Professor Helen Marshall AM is the Professor of Vaccinology and an NHMRC Leadership Fellow at The University of Adelaide, and the Clinical Research Director at the Women’s and Children’s Health Network in South Australia. Professor Marshall’s research area focuses on preventing life threatening infections in children and young people through improving immunisation effectiveness, safety and impact. Her main focus throughout her extensive research career has been the prevention of meningococcal disease, leading national clinical trials to assess the safety and effectiveness of a meningococcal B vaccine.
My research program is centred on protection against 2 different but debilitating infections in children and young people – meningococcal disease and gonorrhoea, which impact 1.2 million and 82 million people annually, respectively.

Meningococcal disease is a disease not only feared by parents but also by doctors. It is a life threatening infection that can potentially lead to death or other devastating consequences such as blindness, deafness and limb amputation in children and young people. The meningococcus bacteria is primarily carried in the throat of young people, where they transmit the bacteria to others.
Gonorrhoea, caused by a genetically closely related bacterium (90% genetic homology), disproportionally impacts women, infants and First Nations young people. It leads to pelvic inflammatory disease in women which can consequently cause infertility and may cause blindness in infants born to infected mothers.
Meningococcal disease and gonorrhoea could be prevented with one vaccine.
Working in partnership with health, education, pathology services, and Aboriginal community controlled organisations, our world first research showed that a licensed vaccine that primarily protects against meningococcal B disease could also protect against gonorrhoea.
During my early research in clinical trials of meningococcal vaccines working with national and international collaborators in the UK, I was able to advocate for a meningococcal B vaccine herd immunity study to be undertaken in South Australia.
Herd immunity is an important mechanism to reduce transmission of the meningococcus bacteria between young people.
In partnership with SA Health, SA Department of Education and SA Pathology, I led the Landmark B Part of It study where we enrolled 35,000 students in a randomised controlled trial.
Our findings, published in the New England Journal of Medicine, determined definitively that the vaccine successfully reduced meningococcal B disease but was unlikely to reduce transmission of the meningococcus bacteria.
These globally important findings provided the recommendation that meningococcal B vaccine should be used for direct protection in high risk groups as a herd immunity strategy would fail.
Following these findings, South Australia became the first place in the world to introduce a state funded meningococcal B vaccine program for both infants and adolescents. To date, an estimated 50 meningococcal disease cases in infants and adolescents and up to 5 deaths have subsequently been averted in South Australia.
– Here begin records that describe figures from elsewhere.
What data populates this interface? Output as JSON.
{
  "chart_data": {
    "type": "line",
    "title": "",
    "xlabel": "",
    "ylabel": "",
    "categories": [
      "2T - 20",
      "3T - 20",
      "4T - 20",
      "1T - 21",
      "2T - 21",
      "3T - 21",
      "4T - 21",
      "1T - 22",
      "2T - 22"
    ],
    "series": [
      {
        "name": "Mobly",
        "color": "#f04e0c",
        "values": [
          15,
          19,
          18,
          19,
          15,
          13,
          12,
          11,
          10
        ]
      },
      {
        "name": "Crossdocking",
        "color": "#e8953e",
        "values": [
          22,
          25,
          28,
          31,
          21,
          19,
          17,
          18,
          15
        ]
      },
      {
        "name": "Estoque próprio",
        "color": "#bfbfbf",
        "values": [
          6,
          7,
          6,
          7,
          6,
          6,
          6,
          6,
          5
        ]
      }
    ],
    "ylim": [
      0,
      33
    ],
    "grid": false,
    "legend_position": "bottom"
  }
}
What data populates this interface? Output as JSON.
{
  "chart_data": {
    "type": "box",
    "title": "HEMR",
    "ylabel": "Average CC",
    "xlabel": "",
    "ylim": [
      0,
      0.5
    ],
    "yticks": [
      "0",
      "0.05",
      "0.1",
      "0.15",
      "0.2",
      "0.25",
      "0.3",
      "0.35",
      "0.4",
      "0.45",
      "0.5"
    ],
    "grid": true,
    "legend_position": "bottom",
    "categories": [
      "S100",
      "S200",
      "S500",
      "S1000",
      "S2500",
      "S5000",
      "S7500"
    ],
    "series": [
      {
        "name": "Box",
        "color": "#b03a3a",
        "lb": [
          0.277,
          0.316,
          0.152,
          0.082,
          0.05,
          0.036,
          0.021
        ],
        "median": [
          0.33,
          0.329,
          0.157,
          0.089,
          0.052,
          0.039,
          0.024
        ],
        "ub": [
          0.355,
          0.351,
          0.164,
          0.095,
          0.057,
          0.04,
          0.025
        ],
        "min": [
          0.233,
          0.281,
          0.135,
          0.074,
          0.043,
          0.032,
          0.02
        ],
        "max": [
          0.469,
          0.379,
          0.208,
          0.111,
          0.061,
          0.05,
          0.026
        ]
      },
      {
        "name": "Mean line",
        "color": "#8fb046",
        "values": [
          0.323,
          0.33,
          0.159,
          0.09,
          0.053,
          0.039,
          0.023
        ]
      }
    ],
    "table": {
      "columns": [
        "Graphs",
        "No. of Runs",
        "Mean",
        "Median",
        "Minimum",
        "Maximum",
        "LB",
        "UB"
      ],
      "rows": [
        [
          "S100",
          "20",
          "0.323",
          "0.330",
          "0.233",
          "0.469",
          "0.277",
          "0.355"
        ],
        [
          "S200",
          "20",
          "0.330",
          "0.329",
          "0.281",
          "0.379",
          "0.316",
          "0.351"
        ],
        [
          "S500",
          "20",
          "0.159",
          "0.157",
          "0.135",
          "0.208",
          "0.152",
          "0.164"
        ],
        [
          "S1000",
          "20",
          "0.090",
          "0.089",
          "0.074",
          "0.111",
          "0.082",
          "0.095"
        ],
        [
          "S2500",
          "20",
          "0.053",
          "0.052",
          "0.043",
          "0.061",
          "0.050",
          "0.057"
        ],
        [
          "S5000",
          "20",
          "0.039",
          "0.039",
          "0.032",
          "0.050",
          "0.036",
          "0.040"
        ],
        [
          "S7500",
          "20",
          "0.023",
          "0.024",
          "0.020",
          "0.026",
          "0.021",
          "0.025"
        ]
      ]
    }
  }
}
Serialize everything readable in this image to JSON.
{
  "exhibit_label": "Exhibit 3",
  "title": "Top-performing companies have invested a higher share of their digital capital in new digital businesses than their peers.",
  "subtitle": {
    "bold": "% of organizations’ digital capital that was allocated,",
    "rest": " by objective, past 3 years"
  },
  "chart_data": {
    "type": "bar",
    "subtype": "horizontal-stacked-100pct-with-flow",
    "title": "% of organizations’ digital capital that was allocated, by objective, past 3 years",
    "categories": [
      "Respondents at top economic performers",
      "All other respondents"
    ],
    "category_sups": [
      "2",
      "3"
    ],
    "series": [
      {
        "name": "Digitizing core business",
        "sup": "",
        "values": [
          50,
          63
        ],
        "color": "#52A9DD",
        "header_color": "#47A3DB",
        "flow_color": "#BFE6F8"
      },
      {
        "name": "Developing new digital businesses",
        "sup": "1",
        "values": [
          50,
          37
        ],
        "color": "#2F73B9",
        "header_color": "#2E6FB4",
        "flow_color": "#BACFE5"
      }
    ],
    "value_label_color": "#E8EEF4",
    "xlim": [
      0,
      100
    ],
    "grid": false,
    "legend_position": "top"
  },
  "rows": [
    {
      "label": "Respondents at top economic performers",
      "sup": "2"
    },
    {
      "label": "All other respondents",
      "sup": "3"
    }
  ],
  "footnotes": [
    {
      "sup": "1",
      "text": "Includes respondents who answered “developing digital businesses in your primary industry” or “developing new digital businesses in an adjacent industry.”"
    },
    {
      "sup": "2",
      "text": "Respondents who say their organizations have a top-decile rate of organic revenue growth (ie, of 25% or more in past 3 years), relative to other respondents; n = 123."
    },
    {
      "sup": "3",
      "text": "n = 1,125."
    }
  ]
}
My research demonstrated high sustained vaccine effectiveness against meningococcal B disease and moderate protection against gonorrhoea following implementation of the immunisation program in South Australia.
Our NHMRC funded B Part of It NT study, undertaken in the Northern Territory where rates of gonorrhoea are highest in 15-19 year olds, confirmed the meningococcal B vaccine could provide cross protection against the gonococcal bacteria in First Nations young people. This evidence contributed to the recommendation in the UK for use of the meningococcal B vaccine in groups at high risk of gonorrhoea.

In the next 5 years, I will build on my foundational research to comprehensively address the remaining knowledge gaps for implementing programs to protect against these 2 pathogenic Neisseria species using one vaccine.
I will determine the duration of protection against meningococcal disease and gonorrhoea and need for booster vaccination. I will also evaluate ongoing safety of the program by monitoring meningococcal and gonorrhoea strains using genomics approaches.
As vaccines are ineffective unless they are administered, we will codesign with young people and test ‘nudge’ interventions to improve meningococcal vaccine uptake.
Working with Professor James Ward (University of Queensland), we hope to drive new policy for a funded meningococcal B immunisation program for First Nations young people.
Our recently awarded NHMRC Centre of Research Excellence in Neisseria Disease Control will deliver a roadmap to eliminate meningitis and drive down gonorrhoea worldwide through effective targeted and national immunisation programs. It will also support and develop the next generation of researchers in Neisseria disease control.
To receive the Elizabeth Blackburn medal is the highlight of my medical research career. It confirms to me the value of partnerships and collaboration in achieving impactful research outcomes.